Water tower, Telecommunications tower in Mechelen, Belgium

The Mechelen-Zuid water tower is a 143 m, combined water and telecommunications tower constructed in 1978. Since 1979, it has supplied the water to the city of Mechelen, Belgium, while also hosting television and telecommunications aerials. The concrete spire passes through a wide disc holding water fifty metres above the ground. Higher up, a smaller disc supports telecommunications equipment. Topped by a decorative stainless steel tube, it is claimed to be the highest water tower in the world.

==Planning, design, and construction==
This water tower was built to supply an increased demand for water due to the growth of the Mechelen population, and of industry around the city. In March 1977, the City commissioned a design for a water tower with telecom purposes from local engineering firm ITH, who contacted Professor Fernand Mortelmans (University of Leuven), who had been involved with the water tower at Mechelen's northern industrial estate.
 The tower was constructed at an estimated cost of 85 million Belgian francs in 1978.

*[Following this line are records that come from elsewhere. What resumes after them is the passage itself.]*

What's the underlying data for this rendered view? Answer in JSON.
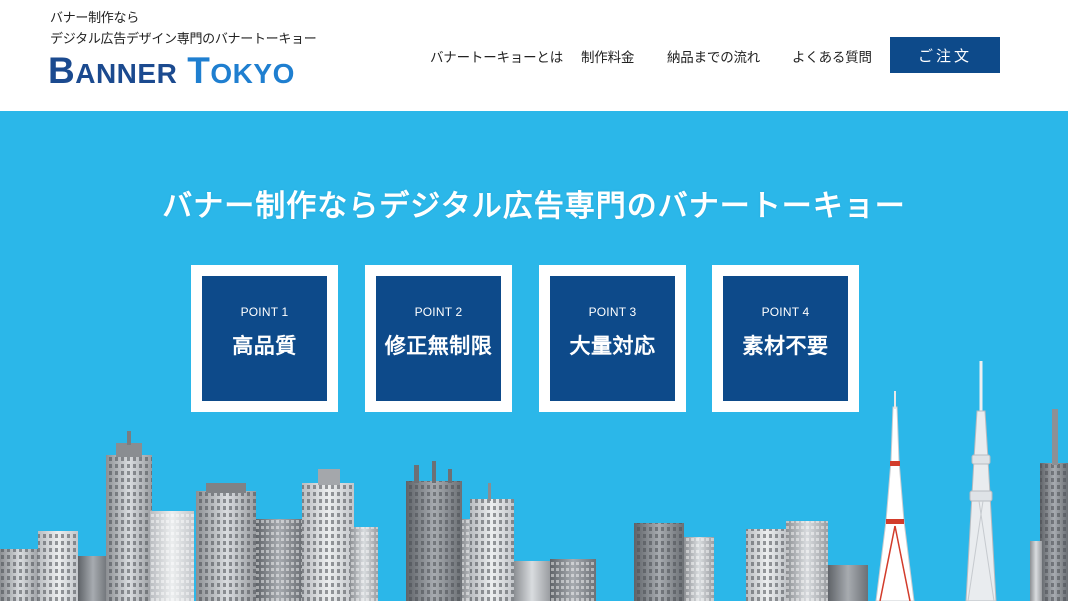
{
  "header": {
    "tagline_line1": "バナー制作なら",
    "tagline_line2": "デジタル広告デザイン専門のバナートーキョー",
    "logo": {
      "word1_initial": "B",
      "word1_rest": "ANNER",
      "word2_initial": "T",
      "word2_rest": "OKYO"
    },
    "nav": [
      {
        "label": "バナートーキョーとは"
      },
      {
        "label": "制作料金"
      },
      {
        "label": "納品までの流れ"
      },
      {
        "label": "よくある質問"
      }
    ],
    "order_button": "ご注文"
  },
  "hero": {
    "title": "バナー制作ならデジタル広告専門のバナートーキョー",
    "background_color": "#2bb7e9",
    "points": [
      {
        "point": "POINT 1",
        "label": "高品質"
      },
      {
        "point": "POINT 2",
        "label": "修正無制限"
      },
      {
        "point": "POINT 3",
        "label": "大量対応"
      },
      {
        "point": "POINT 4",
        "label": "素材不要"
      }
    ]
  },
  "colors": {
    "brand_navy": "#0d4a8a",
    "brand_blue": "#1f7fd0",
    "hero_blue": "#2bb7e9"
  }
}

The circular foundation is formed by 127 piles supporting a 19.6 m concrete foundation slab up to 3 m thick at the centre which is 3.2 m below ground level. It supports a tall conical hollow shaft of reinforced concrete which rises 120 m above ground level. The base is 9.2 m wide with a constant 0.65 m wall thickness to 44 m above ground, at which point the shaft funnels outward to a thickness of 1.84 m over a 7.8 m distance; above this is a 1 m and 10.64 m ring beam which supports the water tank, a shallow bi-conical structure 40 m in diameter of 2,500 m^{3} capacity. Above this container the towers's wall thickness is 0.50 m thick, diminishing to 0.20 m; it reaches the smallest diameter of 3.40 m at 120 m. The top of the tower is capped by a 20 m decorative stainless steel structure which narrows from 170 cm to 65 cm at the top, which supports a red warning beacon, a 3 m pole of 15 cm diameter, and a lightning rod.

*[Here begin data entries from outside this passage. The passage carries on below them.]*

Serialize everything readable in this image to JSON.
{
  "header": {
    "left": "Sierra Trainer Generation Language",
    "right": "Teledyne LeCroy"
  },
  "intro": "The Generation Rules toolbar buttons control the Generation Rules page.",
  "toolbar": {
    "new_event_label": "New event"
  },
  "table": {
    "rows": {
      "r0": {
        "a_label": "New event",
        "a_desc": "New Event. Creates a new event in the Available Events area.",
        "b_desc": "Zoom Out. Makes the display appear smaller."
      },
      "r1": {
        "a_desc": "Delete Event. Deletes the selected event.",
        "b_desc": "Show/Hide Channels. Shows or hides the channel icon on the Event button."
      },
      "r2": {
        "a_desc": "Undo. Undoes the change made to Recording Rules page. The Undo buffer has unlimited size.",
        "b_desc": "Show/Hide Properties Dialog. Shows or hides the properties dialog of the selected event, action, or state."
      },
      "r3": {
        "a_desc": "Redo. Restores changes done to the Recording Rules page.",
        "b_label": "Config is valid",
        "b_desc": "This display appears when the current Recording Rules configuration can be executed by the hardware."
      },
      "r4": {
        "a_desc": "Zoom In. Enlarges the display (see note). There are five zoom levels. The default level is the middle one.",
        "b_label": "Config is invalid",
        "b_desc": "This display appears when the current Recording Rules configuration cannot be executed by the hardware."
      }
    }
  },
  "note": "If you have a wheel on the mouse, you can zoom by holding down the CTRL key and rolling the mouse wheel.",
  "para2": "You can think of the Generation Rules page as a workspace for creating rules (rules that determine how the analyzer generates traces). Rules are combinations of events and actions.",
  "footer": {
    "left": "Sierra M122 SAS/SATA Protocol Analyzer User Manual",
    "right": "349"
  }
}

The main body of the supporting shaft was built up by slip forming. Around it, the water tank was constructed in prestressed concrete at ground level: Stiffness is provided by 0.35 m walls, which subdivide it into sixteen sectors. The 0.30 m tank bottom is angled at 17° to the horizontal, the top surface is shallower. The container was raised into its final position by cables: once in position the lifting cables were used to support the tank body from the ring beam on the shaft, being tensioned within concrete columns. Finally the base of the tank was concreted to the tower shaft.

==Other equipment==

A 10 m platform at about 100 m supports the radio transmission equipment, other telecommunications equipment (parabolic antennas) were positioned above the water tank.